In seinen zwischen den beiden Weltkriegen veröffentlichten Abhandlungen gelang ihm allerhand: Er ließ die Hyperinflation und den Zusammenbruch der Weimarer Republik erahnen und sagte Großbritanniens Abkehr vom Goldstandard nicht nur voraus, sondern trug sogar auslösend dazu bei. Mit seiner ‚Allgemeinen Theorie‘ schuf er auch die Grundlage, auf der Regierungen heute Wirtschaftspolitik betreiben, indem er die Makroökonomie begründete.

 

Falsch lag Keynes allerdings mit seiner Prophezeiung, die Automation werde uns ein Leben in Muße bescheren. In den rund 90 Jahren, seit er diese Behauptung aufstellte1, ist die Arbeitszeit in den OECD-Ländern mit etwa 40 Stunden die Woche nämlich weitgehend stabil geblieben.

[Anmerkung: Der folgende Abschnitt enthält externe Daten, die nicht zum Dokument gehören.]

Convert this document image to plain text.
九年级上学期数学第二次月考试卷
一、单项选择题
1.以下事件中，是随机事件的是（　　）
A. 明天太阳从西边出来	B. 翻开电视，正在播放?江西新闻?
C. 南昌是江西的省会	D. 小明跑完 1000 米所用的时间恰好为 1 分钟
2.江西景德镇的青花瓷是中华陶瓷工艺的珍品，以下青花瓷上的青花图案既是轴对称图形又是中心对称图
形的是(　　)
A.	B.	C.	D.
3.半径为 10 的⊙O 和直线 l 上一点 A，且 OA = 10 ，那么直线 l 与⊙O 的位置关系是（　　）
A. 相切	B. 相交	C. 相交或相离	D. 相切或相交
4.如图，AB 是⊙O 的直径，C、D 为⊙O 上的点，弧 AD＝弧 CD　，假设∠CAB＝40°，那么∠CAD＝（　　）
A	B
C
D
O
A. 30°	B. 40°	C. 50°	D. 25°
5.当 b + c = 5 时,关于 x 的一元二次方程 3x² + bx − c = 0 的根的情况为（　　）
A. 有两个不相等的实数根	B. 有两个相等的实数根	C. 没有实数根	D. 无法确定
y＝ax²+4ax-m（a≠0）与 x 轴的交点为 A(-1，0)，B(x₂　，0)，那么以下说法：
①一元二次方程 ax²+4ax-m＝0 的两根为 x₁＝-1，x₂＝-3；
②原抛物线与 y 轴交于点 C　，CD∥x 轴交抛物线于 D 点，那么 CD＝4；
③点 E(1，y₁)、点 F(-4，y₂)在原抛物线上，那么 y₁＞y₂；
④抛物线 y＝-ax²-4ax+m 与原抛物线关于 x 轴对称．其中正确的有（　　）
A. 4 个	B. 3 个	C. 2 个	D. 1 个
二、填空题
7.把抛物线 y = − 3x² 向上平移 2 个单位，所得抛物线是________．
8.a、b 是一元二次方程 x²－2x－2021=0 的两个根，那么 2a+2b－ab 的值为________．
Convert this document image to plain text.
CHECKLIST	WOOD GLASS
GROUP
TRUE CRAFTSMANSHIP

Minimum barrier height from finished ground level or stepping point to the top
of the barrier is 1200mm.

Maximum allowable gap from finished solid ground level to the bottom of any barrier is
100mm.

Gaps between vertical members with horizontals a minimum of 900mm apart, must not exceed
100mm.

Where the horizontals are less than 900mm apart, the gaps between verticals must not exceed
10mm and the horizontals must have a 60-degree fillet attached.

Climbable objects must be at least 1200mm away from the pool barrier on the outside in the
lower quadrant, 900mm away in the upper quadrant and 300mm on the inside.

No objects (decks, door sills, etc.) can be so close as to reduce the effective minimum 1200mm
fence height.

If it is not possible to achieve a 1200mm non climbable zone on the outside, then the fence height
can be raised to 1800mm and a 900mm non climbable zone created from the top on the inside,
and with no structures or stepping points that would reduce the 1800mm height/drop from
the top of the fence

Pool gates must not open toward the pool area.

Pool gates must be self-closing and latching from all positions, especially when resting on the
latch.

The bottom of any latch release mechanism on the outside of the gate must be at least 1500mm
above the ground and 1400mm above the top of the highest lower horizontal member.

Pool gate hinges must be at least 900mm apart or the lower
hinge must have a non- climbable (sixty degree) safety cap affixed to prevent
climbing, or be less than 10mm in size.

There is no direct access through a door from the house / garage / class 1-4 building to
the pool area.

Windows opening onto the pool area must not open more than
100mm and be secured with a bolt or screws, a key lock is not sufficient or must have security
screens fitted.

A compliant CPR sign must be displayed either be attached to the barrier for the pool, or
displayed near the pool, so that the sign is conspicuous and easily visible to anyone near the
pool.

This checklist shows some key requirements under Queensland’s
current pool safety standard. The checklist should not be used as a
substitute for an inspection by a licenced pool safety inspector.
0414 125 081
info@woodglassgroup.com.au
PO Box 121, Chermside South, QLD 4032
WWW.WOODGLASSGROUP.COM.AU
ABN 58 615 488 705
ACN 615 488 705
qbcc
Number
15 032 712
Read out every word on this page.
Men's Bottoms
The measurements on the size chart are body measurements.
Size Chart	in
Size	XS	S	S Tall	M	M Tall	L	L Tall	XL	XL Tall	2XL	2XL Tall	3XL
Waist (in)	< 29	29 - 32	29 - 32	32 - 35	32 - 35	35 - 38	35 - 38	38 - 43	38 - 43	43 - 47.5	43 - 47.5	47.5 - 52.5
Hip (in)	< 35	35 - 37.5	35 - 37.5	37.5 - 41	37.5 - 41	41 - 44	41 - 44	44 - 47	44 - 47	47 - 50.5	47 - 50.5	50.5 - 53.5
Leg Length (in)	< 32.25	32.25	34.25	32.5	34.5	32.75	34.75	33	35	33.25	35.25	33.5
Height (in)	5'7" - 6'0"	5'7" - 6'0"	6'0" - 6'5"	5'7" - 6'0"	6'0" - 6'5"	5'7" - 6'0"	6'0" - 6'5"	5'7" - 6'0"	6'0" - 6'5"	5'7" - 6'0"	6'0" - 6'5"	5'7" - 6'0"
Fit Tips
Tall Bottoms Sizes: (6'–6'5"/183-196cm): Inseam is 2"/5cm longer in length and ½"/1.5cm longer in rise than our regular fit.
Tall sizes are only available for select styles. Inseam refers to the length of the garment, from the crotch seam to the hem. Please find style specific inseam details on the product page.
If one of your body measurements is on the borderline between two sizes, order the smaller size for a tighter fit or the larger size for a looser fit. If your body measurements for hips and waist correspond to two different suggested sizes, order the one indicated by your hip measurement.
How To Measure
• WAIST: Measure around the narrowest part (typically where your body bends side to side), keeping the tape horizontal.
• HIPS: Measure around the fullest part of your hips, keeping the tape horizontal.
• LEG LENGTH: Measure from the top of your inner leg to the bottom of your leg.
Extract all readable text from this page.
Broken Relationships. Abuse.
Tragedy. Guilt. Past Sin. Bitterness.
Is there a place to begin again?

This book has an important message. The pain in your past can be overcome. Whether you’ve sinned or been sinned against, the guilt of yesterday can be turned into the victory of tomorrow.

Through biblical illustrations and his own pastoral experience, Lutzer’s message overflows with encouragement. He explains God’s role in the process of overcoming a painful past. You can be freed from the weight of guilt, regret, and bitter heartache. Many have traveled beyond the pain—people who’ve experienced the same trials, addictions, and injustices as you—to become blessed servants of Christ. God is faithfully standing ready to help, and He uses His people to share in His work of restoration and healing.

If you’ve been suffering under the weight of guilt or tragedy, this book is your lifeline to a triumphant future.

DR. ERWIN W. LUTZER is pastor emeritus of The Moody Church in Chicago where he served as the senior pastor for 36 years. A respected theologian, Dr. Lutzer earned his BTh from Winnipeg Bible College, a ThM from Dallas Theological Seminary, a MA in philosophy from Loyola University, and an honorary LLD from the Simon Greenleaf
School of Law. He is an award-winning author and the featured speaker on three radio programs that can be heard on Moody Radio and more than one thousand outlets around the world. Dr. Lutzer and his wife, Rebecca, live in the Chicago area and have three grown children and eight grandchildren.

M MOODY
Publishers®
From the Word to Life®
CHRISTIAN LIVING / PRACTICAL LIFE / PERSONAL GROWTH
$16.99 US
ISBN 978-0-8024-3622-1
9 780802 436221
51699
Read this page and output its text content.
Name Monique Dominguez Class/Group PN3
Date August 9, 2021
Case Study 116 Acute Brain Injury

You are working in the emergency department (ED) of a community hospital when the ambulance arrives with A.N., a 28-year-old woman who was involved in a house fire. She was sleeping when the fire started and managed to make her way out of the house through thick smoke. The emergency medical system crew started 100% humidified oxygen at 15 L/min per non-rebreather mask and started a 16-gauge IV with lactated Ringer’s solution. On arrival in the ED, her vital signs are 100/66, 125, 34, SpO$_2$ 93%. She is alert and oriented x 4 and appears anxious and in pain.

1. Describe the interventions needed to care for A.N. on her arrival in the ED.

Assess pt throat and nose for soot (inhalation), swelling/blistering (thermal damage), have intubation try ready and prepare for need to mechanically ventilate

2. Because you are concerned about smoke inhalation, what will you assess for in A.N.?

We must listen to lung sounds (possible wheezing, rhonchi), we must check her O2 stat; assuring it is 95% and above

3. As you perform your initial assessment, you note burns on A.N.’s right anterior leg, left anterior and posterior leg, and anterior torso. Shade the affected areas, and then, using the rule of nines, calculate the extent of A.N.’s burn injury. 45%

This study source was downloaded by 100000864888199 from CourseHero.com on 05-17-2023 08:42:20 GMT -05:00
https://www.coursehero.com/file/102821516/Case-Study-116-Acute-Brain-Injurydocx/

Das ist eigenartig, denn in anderen Lebensbereichen haben arbeitssparende Geräte die Arbeitszeit durchaus verkürzt.

 

Aber vielleicht ist das ja nur eine Frage der Zeit. Sollte mit dem Einsetzen der Vierten Industriellen Revolution2  (Industrie 4.0) echte Automation eintreten, dürfte die Produktivität unter sonst gleichen Voraussetzungen ebenso steigen wie der Wohlstand. Dann wären die Menschen in der Lage, sich mehr Zeit von der Arbeit ‚freizukaufen‘, und Keynesʼ Vision vom künftigen Dolcefarniente wäre endlich in greifbare Nähe gerückt.

 

Shamik Dhar, Chefökonom, BNY Mellon Investment Management.

 

1In seiner Publikation Wirtschaftliche Möglichkeiten für unsere Enkelkinder aus dem Jahr 1930 bezeichnete Keynes eine 15-Stunden-Woche als ausreichend, um ein Leben im Überfluss zu finanzieren.

2Mit der Ersten Industriellen Revolution kam die Dampfkraft. Die Zweite Industrielle Revolution machte die Elektrifizierung salonfähig. In der Dritten Industriellen Revolution bereiteten Fortschritte in der Computertechnik und Vernetzung den Boden für globale Kommunikation und das Internet. Die jetzige Vierte Industrielle Revolution (Industrie 4.0) bezieht sich auf den aktuellen Wandel von Wirtschaft und Produktion durch Digitalisierung, Big Data, das Internet der Dinge, maschinelles Lernen, Automation, Robotik und künstliche Intelligenz.